The current climate of political correctness along with a 40 year old liberal mindset that excuses failure as someone else's fault prevents the real cause of the NYC so-called "school" problem from being addressed. The truth is that there is no "school" problem but rather a student/parent/culture problem designed and promoted by liberal politicians to serve a socialist wealth-redistributive agenda. The kids and their parents are manipulated pawns in the hands of these socialist liberals. The students and parents have been absolved from any accountability or responsibility for their failure. From the hellish Jewish ghettos in Nazi Germany to the hellish oppression of African Americans in the Jim-Crow South, an enduring sense of self respect and reverence for devinely inspired traditions produced and enabled future scientists, musicians, authors,
and statesmen to rise above their circumstances without excuses.
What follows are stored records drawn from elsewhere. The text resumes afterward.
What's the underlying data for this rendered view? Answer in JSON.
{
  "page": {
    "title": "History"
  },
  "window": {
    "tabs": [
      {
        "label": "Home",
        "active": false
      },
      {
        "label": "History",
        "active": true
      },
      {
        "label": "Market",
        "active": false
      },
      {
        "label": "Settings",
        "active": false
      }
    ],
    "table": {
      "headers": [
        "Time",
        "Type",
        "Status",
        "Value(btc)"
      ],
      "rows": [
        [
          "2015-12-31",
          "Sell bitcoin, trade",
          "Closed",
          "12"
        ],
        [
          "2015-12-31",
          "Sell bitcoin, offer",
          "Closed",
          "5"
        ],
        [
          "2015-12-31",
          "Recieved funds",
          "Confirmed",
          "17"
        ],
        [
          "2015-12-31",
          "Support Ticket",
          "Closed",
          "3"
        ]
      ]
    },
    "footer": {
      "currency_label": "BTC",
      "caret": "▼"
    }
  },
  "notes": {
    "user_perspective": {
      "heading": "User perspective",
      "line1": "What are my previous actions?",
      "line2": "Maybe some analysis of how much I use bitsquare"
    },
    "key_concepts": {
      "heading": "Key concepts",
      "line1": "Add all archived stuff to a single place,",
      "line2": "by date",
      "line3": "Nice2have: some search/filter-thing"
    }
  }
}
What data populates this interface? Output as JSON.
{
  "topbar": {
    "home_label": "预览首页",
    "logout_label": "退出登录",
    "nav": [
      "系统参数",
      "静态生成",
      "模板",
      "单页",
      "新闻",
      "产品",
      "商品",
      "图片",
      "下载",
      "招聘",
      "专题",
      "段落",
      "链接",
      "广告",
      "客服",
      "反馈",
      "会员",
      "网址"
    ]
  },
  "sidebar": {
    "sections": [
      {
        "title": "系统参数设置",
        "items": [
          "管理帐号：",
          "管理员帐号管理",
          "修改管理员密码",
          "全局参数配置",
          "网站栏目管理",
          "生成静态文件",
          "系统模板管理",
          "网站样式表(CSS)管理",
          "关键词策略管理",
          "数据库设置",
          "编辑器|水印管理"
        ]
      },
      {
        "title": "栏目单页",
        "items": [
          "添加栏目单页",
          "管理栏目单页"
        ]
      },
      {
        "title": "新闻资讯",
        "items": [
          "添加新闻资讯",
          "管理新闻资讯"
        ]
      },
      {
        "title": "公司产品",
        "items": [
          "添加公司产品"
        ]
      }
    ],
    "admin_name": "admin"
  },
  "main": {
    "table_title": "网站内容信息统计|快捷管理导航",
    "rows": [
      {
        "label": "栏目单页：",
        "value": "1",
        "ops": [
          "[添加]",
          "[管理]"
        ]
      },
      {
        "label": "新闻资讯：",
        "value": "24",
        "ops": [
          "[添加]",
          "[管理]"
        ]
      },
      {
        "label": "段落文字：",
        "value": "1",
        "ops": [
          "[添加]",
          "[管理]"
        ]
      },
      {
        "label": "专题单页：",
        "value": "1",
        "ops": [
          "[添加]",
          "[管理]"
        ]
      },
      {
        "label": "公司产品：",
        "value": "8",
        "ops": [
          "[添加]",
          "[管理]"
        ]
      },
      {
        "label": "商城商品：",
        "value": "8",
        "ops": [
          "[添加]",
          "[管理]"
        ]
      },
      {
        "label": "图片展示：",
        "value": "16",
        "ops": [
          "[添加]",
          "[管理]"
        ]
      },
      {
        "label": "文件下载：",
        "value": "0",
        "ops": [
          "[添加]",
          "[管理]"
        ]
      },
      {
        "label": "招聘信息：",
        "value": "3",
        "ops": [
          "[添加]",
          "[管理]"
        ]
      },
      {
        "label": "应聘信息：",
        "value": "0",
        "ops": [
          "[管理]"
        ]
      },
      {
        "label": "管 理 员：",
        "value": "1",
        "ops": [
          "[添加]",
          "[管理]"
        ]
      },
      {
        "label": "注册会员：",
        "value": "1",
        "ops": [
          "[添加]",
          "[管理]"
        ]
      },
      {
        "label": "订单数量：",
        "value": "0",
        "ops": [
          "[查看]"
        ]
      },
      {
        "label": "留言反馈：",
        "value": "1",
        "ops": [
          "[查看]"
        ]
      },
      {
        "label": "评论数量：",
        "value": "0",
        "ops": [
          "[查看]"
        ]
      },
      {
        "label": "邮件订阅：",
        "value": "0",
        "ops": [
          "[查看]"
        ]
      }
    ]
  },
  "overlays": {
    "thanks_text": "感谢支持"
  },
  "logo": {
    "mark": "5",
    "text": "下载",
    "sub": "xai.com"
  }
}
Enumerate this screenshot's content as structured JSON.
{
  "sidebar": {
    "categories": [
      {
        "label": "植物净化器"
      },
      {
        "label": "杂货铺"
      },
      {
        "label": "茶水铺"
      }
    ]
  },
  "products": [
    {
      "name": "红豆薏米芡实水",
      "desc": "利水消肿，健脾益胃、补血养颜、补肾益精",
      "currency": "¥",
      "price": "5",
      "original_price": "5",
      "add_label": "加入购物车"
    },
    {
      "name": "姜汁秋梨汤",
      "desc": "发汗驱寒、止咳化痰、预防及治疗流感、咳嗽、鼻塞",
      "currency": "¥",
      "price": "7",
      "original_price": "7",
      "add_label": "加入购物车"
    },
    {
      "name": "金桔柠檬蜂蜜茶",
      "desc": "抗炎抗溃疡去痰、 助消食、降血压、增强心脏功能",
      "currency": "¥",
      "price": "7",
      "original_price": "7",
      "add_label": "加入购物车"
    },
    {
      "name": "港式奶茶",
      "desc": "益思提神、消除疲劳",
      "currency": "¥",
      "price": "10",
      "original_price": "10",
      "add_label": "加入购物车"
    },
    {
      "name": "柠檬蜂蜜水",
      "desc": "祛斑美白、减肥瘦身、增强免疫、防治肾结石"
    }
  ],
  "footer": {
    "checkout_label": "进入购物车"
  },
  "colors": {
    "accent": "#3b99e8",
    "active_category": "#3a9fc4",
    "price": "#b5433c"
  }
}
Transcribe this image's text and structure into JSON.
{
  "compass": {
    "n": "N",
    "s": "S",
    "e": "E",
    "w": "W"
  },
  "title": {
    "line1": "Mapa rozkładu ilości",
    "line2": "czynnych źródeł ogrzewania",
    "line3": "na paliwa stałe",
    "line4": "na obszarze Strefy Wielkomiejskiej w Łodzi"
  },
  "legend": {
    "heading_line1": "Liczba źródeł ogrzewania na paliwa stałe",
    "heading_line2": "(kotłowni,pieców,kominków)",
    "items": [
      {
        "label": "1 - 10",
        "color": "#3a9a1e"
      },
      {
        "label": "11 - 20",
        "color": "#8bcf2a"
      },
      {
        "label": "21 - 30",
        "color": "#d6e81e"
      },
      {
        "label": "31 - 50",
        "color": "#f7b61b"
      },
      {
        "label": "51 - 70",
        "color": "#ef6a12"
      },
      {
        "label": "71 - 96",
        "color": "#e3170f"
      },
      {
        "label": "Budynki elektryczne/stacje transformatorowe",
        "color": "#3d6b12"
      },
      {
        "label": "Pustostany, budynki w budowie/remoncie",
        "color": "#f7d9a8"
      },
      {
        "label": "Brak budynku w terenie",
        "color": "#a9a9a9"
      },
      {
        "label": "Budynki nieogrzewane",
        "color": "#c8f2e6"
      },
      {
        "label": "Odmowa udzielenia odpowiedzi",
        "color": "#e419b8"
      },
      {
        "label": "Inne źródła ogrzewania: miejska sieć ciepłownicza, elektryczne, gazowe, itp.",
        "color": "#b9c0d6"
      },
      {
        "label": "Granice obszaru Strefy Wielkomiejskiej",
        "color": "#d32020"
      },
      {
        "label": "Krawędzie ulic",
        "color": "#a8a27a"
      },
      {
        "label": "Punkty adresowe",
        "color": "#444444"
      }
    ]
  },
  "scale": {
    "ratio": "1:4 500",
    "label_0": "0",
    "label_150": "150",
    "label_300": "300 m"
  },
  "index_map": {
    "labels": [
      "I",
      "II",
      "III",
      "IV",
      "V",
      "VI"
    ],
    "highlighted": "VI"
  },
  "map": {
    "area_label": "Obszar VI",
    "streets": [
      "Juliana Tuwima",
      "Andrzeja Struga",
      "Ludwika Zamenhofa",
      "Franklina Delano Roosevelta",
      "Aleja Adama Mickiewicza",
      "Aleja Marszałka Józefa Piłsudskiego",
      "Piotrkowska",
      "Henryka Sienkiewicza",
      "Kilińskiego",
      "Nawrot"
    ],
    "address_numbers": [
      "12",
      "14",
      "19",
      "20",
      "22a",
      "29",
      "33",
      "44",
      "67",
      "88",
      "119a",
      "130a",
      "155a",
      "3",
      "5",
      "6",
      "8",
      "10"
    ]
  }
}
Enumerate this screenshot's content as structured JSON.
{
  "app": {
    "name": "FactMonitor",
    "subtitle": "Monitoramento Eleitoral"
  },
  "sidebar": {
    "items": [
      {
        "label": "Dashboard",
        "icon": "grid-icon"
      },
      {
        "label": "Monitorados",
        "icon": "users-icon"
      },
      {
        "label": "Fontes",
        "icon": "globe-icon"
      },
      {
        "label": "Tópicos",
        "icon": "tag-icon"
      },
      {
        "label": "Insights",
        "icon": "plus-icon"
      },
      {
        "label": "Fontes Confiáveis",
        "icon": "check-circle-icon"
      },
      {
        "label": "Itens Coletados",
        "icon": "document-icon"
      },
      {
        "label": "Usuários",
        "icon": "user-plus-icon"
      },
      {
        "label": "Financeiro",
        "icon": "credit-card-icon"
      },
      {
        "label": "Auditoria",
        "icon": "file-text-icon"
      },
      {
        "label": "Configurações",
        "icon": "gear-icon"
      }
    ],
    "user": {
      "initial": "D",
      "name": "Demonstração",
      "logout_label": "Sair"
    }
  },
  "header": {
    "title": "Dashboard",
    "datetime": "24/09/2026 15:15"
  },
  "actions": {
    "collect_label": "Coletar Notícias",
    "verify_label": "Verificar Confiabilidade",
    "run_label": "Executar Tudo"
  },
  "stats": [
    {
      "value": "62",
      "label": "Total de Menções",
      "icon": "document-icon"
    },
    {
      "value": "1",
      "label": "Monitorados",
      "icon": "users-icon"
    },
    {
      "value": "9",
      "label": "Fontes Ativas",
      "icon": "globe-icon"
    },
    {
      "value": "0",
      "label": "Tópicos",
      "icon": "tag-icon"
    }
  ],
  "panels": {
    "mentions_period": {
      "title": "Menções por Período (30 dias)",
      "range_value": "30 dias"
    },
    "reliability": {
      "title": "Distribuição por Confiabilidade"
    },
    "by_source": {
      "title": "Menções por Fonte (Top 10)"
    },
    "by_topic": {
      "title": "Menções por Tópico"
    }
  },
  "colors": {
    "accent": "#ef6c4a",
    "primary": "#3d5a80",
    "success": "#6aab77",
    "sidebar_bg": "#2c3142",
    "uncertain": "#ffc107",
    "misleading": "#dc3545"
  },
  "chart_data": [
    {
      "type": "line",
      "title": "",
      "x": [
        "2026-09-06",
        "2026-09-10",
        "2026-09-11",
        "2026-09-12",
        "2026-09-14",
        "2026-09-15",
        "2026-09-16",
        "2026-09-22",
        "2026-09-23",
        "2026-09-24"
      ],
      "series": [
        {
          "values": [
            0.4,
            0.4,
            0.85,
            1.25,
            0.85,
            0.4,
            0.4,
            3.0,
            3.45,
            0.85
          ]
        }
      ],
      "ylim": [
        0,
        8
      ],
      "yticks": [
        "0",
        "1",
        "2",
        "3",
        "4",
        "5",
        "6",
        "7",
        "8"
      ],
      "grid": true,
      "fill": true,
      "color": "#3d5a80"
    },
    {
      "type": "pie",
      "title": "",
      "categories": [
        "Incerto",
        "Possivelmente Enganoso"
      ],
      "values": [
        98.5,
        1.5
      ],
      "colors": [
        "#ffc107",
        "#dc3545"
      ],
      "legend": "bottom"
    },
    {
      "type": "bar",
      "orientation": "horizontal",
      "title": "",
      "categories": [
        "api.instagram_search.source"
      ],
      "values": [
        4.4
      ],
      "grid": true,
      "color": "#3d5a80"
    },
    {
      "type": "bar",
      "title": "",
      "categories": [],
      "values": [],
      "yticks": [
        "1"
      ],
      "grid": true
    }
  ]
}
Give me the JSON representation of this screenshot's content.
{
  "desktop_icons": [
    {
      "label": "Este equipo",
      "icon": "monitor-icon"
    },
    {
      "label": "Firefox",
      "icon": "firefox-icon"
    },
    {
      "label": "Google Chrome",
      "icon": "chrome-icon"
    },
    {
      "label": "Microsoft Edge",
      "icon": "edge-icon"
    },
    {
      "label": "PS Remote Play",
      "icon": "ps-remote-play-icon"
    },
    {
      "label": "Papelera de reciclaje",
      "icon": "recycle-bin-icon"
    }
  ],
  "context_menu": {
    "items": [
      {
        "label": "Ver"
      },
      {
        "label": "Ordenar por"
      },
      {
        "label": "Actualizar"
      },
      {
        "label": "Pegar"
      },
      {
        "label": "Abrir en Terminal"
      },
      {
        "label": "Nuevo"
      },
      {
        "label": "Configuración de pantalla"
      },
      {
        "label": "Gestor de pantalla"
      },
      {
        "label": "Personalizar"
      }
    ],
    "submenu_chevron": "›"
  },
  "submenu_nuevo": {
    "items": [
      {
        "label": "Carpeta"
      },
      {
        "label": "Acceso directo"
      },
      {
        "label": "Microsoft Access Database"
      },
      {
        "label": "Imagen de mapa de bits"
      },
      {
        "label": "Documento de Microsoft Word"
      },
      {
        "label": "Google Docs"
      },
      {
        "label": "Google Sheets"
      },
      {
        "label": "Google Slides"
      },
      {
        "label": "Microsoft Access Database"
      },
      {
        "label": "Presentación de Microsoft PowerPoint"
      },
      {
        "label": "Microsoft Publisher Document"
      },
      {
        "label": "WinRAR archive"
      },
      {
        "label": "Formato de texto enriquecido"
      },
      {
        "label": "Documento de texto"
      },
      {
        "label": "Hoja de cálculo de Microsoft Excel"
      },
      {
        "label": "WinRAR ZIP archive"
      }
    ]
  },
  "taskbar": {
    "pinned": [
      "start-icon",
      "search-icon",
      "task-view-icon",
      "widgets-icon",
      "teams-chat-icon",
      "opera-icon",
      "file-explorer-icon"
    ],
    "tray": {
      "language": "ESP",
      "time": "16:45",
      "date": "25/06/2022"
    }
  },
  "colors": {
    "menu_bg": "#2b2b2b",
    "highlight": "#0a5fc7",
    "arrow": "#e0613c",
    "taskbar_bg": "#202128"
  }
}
Einstein did not blame the history of European oppression of his people. George Washington Carver did not blame America's history of slavery. In the absence political correctness they rose above it. Today, when a politician appoints a person with absolutely no teaching experience or academic background in education as NYC schools chancellor over a predominantly minority student population, twice, it is evident that politician and his cohorts do not want those children to rise above their circumstances and produce another George Washington Carver. Rather, the agenda is to perpetuate an endless cycle of poverty, anger, failure and dependency for voter exploitation. The agenda is to create an environment where student advocacy is so extreme that kids can rampage through halls, in classrooms, assaulting teachers, school safety officers and each other; and if an adult puts out an arm or hand to stop them or raises their voice they risk being charged with corporal punishment.
School buildings can be built with ivory walls, gold paved floors, and staffed with a Nobel Prize winning faculty, but if the students, parents and community lack a reverence for education, lack respect for self and property, lack self control and fundamentals of social discipline, then the school building does not fail them, and the teachers do not fail them. The new slavery of politically correct liberalism helps them fail themselves. It is time for the "failing" students, parents, and communities to stand up and see who their real slave masters are, and reject them and their phoney school chancellor. Only then will "schools' once again become successful.

Anonymous said...

Wow anonymous you hit the nail on the head with that comment. I am a former NYC DOE teacher and it is true about the parent/student culture that does not have reverence for education. Many of the parents in NYC have to work multiple jobs to provide food and shelter for their families, at the expense of spending time following up with their children's education. The teaching profession as a whole is not respected by the current administration, as the people who are in charge of our city's schools have never taught in a classroom, and are therefore clueless about school culture, and the education system. This is a blatant lack of respect. Is it logical to hire a trained gynecologist as an airline pilot?

Anonymous said...

first comment, very well said.

ferjll said...

i agree with you except for this line
" problem designed and promoted by liberal politicians to serve a socialist wealth-redistributive agenda."
unless you are a millionare or were born with a fund-trust i really dont see why you would be oppossed to that idea that single line makes me believe you have an ulterior motive; besides, its completely the opposite because the rich are the ones that want us to stay in a state of idiocracy, thats their real agenda so they can keep us subjugated; you also mention nazi germany because that is exactly what they are doing, they are indoctrinating new generations with a fascist/capitalist mind set dumbming down with innacurate useless made up history they call facts, forcing and threatening teachers to give passing grades to students who dont deserve it or lossing their jobs and/or even worst closing down schools.